Breyer, 83, seemed a bit subdued as he sat through the last of more than 2,000 arguments Wednesday in which he has taken part during 28 years on the high court. His wife, Joanna, also was in the courtroom.
But at the end of the case about Oklahoma’s authority to prosecute people accused of crimes on Native American lands, an emotional Chief Justice John Roberts paid tribute to Breyer for his prowess during arguments.
“For 28 years, this has been his arena for remarks profound and moving, questions challenging and insightful, and hypotheticals downright silly,” Roberts said.
A day earlier, Breyer provided only the most recent example, inventing a prison inmate named John the Tigerman in a case involving transporting an inmate for a medical test. Breyer called him “the most dangerous prisoner they have ever discovered.”
Just since Breyer announced in late January that he was retiring, he has asked lawyers to answer questions involving spiders, muskrats and “4-foot-long cigars smoked through hookahs” — none of which, it’s fair to say, had any actual links to the cases at hand.
Breyer once granted an interview to The Associated Press in which he acknowledged that his questions sometimes stretch the bounds of credulity.
That’s by design.
“The point is to try to focus on a matter that is worrying me. Sometimes it’s easier to do that with an example,” he said in 2008.
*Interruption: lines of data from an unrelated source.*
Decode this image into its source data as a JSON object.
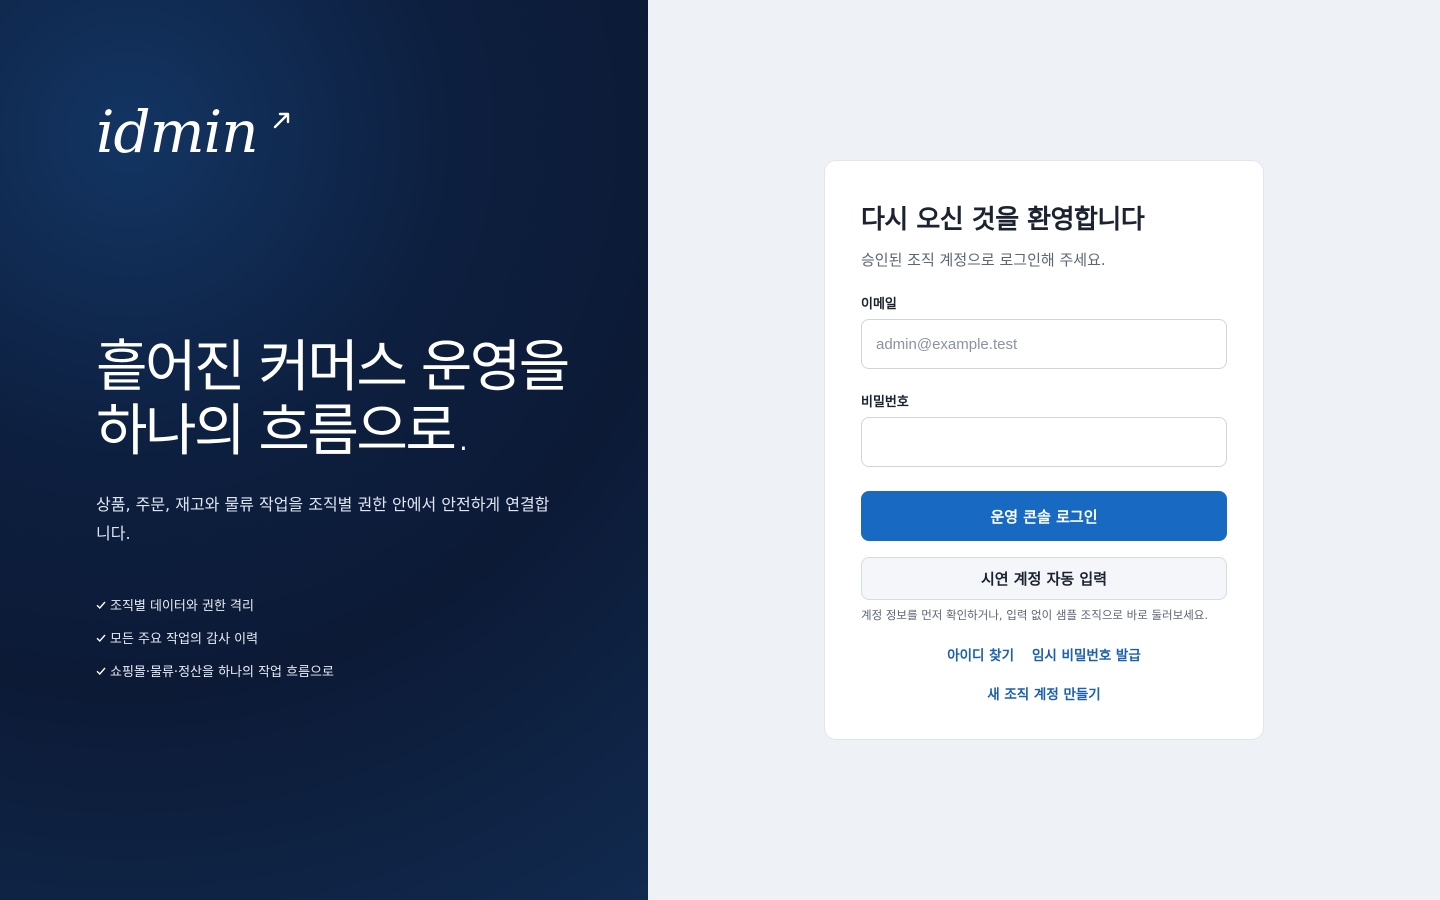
{
  "brand": {
    "logo_text": "idmin"
  },
  "hero": {
    "headline": "흩어진 커머스 운영을 하나의 흐름으로.",
    "description": "상품, 주문, 재고와 물류 작업을 조직별 권한 안에서 안전하게 연결합니다.",
    "features": [
      "조직별 데이터와 권한 격리",
      "모든 주요 작업의 감사 이력",
      "쇼핑몰·물류·정산을 하나의 작업 흐름으로"
    ]
  },
  "login": {
    "title": "다시 오신 것을 환영합니다",
    "subtitle": "승인된 조직 계정으로 로그인해 주세요.",
    "email_label": "이메일",
    "email_placeholder": "admin@example.test",
    "email_value": "",
    "password_label": "비밀번호",
    "password_value": "",
    "submit_label": "운영 콘솔 로그인",
    "demo_label": "시연 계정 자동 입력",
    "help_text": "계정 정보를 먼저 확인하거나, 입력 없이 샘플 조직으로 바로 둘러보세요.",
    "find_id_label": "아이디 찾기",
    "temp_password_label": "임시 비밀번호 발급",
    "create_account_label": "새 조직 계정 만들기"
  },
  "colors": {
    "panel_bg": "#0d1f3f",
    "page_bg": "#eef1f5",
    "accent": "#1769c1",
    "link": "#1b5fb0"
  },
  "icons": {
    "feature_marker": "check-icon",
    "logo_mark": "arrow-up-right-icon"
  }
}
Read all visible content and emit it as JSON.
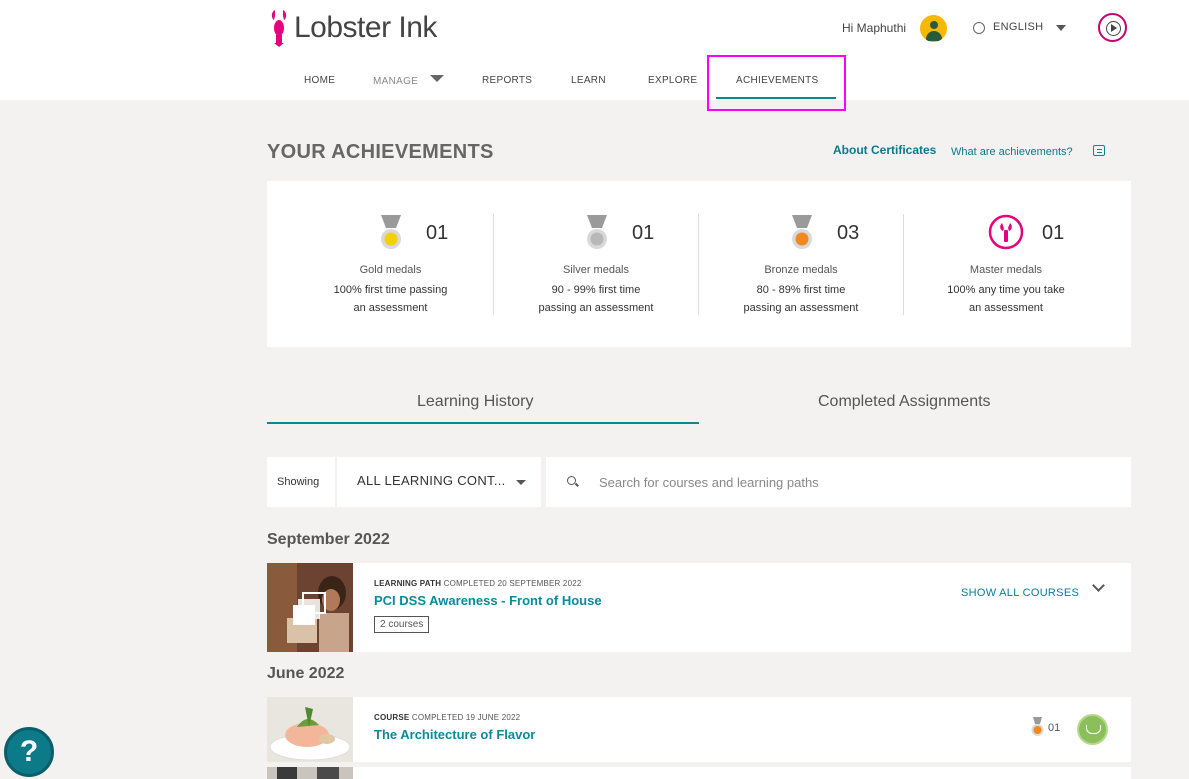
{
  "app": {
    "logo_text": "Lobster Ink",
    "greeting": "Hi Maphuthi",
    "language": "ENGLISH"
  },
  "nav": {
    "items": [
      "HOME",
      "MANAGE",
      "REPORTS",
      "LEARN",
      "EXPLORE",
      "ACHIEVEMENTS"
    ],
    "active": "ACHIEVEMENTS"
  },
  "achievements": {
    "title": "YOUR ACHIEVEMENTS",
    "about_link": "About Certificates",
    "what_link": "What are achievements?",
    "medals": [
      {
        "name": "Gold medals",
        "count": "01",
        "desc": "100% first time passing an assessment",
        "color": "#f5d000"
      },
      {
        "name": "Silver medals",
        "count": "01",
        "desc": "90 - 99% first time passing an assessment",
        "color": "#b8b8b8"
      },
      {
        "name": "Bronze medals",
        "count": "03",
        "desc": "80 - 89% first time passing an assessment",
        "color": "#f08a1c"
      },
      {
        "name": "Master medals",
        "count": "01",
        "desc": "100% any time you take an assessment",
        "color": "#e6007e"
      }
    ]
  },
  "tabs": {
    "learning_history": "Learning History",
    "completed_assignments": "Completed Assignments"
  },
  "filter": {
    "showing_label": "Showing",
    "selected": "ALL LEARNING CONT...",
    "search_placeholder": "Search for courses and learning paths"
  },
  "history": {
    "groups": [
      {
        "month": "September 2022",
        "items": [
          {
            "kind": "LEARNING PATH",
            "completed": "COMPLETED 20 SEPTEMBER 2022",
            "title": "PCI DSS Awareness - Front of House",
            "badge": "2 courses",
            "action": "SHOW ALL COURSES"
          }
        ]
      },
      {
        "month": "June 2022",
        "items": [
          {
            "kind": "COURSE",
            "completed": "COMPLETED 19 JUNE 2022",
            "title": "The Architecture of Flavor",
            "medal_count": "01"
          }
        ]
      }
    ]
  },
  "help": {
    "label": "?"
  }
}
He’s also not above a joke at his own expense. “I mean, we could stay here a long time, which we won’t, listing things I don’t know,” he said in court last week.
On the bench, Breyer’s questions will sometimes elicit a laugh from Clarence Thomas or a grin from Brett Kavanaugh. Other justices have affectionately needled Breyer about the queries, which can go on and on. “I can never equal my colleague’s evocative hypotheticals,” Justice Samuel Alito said during arguments in February.
In that case, about the Environmental Protection Agency’s authority to combat climate change, lawyer Beth Brinkmann actually thanked Breyer for the cigar question, which she said helped her.
Brinkmann’s comment prompted Justice Elena Kagan to observe: “You know, it’s not always the case, Ms. Brinkmann, that a lawyer responds to one of Justice Breyer’s hypotheticals by saying that’s really helpful.”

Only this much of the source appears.